In the future, Eynon said, it’s entirely possible that an understanding of genetics will influence how elite athletes train and play, and even how the average gym-goer exercises. (The World Anti-Doping Association has come down on using gene therapy for performance enhancement
but has not forbidden genetic tests.)
That, though, could come with its own set of consequences. It’s easy to imagine a future where kids are encouraged to take up cross country because they have got the right genes for it. Or, taken to an extreme, where genetics become part of qualifying for the Olympics or the NBA draft.
“What are we really afraid of is that we’ll predispose athletes in very early age and tell children, ‘You are talented,’ or ‘You are not talented,’ based on your genes,” Eynon said. “Because this is absolutely not true.”

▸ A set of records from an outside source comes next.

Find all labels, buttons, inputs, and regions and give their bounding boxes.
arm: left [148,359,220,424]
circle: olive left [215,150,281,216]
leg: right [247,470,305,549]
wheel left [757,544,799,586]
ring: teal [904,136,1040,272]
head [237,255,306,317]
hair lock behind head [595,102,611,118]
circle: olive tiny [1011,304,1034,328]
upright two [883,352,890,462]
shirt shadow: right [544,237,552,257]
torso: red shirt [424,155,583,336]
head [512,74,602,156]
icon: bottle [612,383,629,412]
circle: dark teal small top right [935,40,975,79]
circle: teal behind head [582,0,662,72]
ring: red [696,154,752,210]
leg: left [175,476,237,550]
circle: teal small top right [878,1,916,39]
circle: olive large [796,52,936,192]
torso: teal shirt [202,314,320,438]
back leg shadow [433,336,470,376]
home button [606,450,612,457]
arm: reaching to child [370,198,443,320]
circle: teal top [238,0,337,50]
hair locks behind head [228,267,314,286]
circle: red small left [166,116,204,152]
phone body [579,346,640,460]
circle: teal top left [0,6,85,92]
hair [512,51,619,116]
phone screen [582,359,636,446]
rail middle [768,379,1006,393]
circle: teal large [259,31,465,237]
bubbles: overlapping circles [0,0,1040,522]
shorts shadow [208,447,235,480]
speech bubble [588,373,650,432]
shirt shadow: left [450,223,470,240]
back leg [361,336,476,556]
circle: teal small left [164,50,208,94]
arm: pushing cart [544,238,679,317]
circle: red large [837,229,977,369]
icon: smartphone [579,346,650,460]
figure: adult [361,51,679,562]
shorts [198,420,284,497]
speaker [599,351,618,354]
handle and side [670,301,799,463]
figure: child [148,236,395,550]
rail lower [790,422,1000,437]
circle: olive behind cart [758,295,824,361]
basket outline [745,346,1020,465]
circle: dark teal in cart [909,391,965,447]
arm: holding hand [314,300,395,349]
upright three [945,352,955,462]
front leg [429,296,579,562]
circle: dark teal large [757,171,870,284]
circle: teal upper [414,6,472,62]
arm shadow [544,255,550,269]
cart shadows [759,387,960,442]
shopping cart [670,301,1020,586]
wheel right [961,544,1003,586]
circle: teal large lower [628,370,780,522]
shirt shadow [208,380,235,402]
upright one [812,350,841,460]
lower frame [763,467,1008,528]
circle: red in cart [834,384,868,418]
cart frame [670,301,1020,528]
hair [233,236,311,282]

Steele, too, cautions against this. In fact, he says, he is one of those athletes that beat their genetic odds — he doesn’t have the variant of the ACTN3 gene
that so many power athletes have, but he’s a world-class sprinter anyway. In the 2008 Beijing Olympics, he finished the 400 meter race in 44.94 seconds, reaching the semi-finals. As part of Britain’s team, he finished fourth in the 4×400 meter relay. After the Russian team that beat them was stripped of their bronze medal due to doping, his team even retroactively won a medal.
“If you were to base a prediction on genetics, I would be an absolute outlier, yet I won an Olympic medal in a power event,” he told me.
On the other hand, I’ve taken DNAFit’s test, and I do have two copies of that magical ACTN3 gene, meaning that I am at least genetically predisposed to being a very powerful runner. I do run, but my fastest mile time is more like nine minutes. On a distance run, it’s more like 11 minutes. No explosive strength and speed there. I’ve also got one gene that says I’m at increased risk for tendinopathy and another that says I’m not, as well as genes that suggest I should be a great endurance runner and a terrible one. So far, my genetic data offers me nothing but contradictions.
As for Uzbekistan’s grand plan to breed a nation of genetically gifted champions, it’s hard to tell whether anything even came of it. The project’s head never responded to emails from Gizmodo. No research on those 50 champion athlete genes has ever been published. And this Olympic season, Uzbekistan only has two athletes competing. So far, neither of them have won any medals.